Forts de ces résultats, les spécialistes souhaitent généraliser la méthode aux 150 000 enfants concernés en France, et la rendre accessible dans le droit commun. Première étape : montrer sa pertinence auprès de 600 enfants. L’expérimentation Team&co a ainsi été autorisée par publication d’un arrêté au Journal officiel le 24 mai, dans le cadre de l’article 51 qui permet de financer des dispositifs innovants censés améliorer les parcours des patients. Concrètement, les équipes ont 4 ans pour montrer l’intérêt de ces stages pour les enfants, en évaluant leur faisabilité, efficacité, efficience et reproductibilité. « La preuve scientifique de leur pertinence a déjà été apportée : il s’agit désormais de montrer que c’est possible dans la vraie vie », résume le Pr Brochard.

Trois centres pionniers portent l’expérimentation : Brest (Fondation Ildys, CHRU, Brest, Pr Brochard), Angers (avec la Dr Marion Beaumesnil et le Pr Mickael Dinomais, chef de service du SMR pédiatrique des Capucins, CHU Angers) et Lyon (Pr Carole Vuillerot, cheffe du service de l'escale, Hospices civils de Lyon). Et trois autres centres sont aussi impliqués : Occitanie, La Réunion, Grand Est. « Nous souhaitions montrer que ce programme peut se monter hors des centres experts, dans des régions qui n’ont pas encore participé à ces recherches », précise le Pr Brochard.
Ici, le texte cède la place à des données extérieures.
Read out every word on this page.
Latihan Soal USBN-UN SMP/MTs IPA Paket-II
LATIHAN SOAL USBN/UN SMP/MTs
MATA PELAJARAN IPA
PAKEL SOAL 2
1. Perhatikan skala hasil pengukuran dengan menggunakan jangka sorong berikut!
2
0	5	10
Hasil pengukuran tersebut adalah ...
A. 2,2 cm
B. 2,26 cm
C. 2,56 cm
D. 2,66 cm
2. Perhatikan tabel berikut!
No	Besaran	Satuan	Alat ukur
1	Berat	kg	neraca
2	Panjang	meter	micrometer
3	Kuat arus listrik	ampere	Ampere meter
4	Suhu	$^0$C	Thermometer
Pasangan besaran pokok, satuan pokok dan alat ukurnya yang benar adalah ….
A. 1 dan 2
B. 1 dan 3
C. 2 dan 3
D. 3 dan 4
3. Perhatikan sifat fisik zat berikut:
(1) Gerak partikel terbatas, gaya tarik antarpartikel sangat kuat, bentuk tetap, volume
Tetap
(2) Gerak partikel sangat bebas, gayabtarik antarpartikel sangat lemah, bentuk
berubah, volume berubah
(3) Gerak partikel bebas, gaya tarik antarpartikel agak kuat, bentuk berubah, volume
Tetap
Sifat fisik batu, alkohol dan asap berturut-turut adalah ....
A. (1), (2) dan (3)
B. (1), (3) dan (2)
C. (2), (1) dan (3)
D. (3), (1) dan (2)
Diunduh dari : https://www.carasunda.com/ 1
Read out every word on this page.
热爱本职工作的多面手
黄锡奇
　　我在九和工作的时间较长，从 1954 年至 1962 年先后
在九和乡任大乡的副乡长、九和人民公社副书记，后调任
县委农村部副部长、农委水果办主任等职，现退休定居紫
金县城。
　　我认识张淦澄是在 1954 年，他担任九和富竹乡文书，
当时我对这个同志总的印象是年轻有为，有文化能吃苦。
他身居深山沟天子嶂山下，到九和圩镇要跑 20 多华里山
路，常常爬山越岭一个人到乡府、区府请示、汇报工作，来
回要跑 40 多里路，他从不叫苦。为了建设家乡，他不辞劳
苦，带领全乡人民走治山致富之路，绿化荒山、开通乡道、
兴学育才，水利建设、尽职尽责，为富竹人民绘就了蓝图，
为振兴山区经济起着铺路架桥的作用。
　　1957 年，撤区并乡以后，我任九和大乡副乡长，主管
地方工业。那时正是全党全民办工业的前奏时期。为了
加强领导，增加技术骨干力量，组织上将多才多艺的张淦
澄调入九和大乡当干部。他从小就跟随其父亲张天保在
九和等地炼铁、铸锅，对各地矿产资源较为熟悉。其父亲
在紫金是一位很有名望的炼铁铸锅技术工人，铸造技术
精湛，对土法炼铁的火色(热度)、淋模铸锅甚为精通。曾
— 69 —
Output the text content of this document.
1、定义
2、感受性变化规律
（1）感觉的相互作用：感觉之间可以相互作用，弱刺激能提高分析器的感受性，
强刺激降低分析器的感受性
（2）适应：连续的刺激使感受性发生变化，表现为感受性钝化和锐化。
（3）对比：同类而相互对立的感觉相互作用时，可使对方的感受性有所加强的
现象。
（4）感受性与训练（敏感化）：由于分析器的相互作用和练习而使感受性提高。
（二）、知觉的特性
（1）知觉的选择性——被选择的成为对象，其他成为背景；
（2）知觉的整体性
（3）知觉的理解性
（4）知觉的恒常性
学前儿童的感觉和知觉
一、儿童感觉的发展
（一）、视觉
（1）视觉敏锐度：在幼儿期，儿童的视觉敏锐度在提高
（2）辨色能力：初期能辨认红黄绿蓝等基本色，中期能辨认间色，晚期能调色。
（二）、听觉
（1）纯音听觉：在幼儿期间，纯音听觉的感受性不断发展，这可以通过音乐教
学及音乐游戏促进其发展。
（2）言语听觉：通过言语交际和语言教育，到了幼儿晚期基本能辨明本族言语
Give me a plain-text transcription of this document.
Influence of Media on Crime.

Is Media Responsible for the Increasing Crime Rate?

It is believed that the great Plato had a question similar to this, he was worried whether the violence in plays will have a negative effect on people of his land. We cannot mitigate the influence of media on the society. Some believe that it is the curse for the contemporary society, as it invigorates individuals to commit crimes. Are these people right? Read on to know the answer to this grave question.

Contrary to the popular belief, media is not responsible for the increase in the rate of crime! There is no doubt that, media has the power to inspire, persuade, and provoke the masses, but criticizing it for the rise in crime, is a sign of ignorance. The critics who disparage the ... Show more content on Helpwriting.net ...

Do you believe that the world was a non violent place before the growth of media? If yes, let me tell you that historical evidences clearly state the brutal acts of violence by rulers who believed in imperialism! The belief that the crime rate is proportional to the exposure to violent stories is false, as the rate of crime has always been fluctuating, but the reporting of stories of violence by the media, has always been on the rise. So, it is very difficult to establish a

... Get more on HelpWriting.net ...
L’objectif est de proposer 60 stages à 600 enfants de 2 à 17 ans, dispensés par des professionnels de la réadaptation : kinésithérapeute, ergothérapeute, psychomotricien, en établissements sanitaires et médico-sociaux et en libéral. Les forfaits sont adaptés au type de stage, de complexité plus ou moins grande selon l’âge et l’autonomie des enfants. Un guichet unique national est ouvert pour que les familles puissent déposer leur dossier, et les premiers stages commencent cet automne à Lyon, Angers et Brest. Le rapport définitif est attendu d’ici à 4-5 ans.

« Nous espérons qu’à terme toutes les régions puissent pouvoir offrir ces stages aux enfants. Plus largement, l’enjeu est aujourd’hui de mettre en pratique les recommandations de la HAS dans tous les territoires, notamment en termes d’activité physique adaptée et d’éducation thérapeutique », conclut le Pr Brochard.

Une lettre ouverte aux ministres

Dans une lettre ouverte envoyée à l’occasion de la journée mondiale aux ministres de la santé Geneviève Darrieussecq, et des personnes en situation de handicap, Charlotte Parmentier-Lecoq, la Fédération Paralysie Cérébrale France et la Fondation Paralysie Cérébrale réclament la mise en place de pôles régionaux de compétences pour lutter contre les inégalités territoriales d'accès aux soins. Elles leur demandent aussi de soutenir le développement des thérapies, comme Team&co, et de déployer un parcours coordonné de diagnostic, de rééducation et de réadaptation remboursé, mesure sanctuarisée par le vote de la loi de financement de la sécurité sociale pour l’année 2023, mais en suspens tant que le décret n’est pas publié. « Il y a urgence pour la paralysie cérébrale !  », exhortent la Fédération et la Fondation.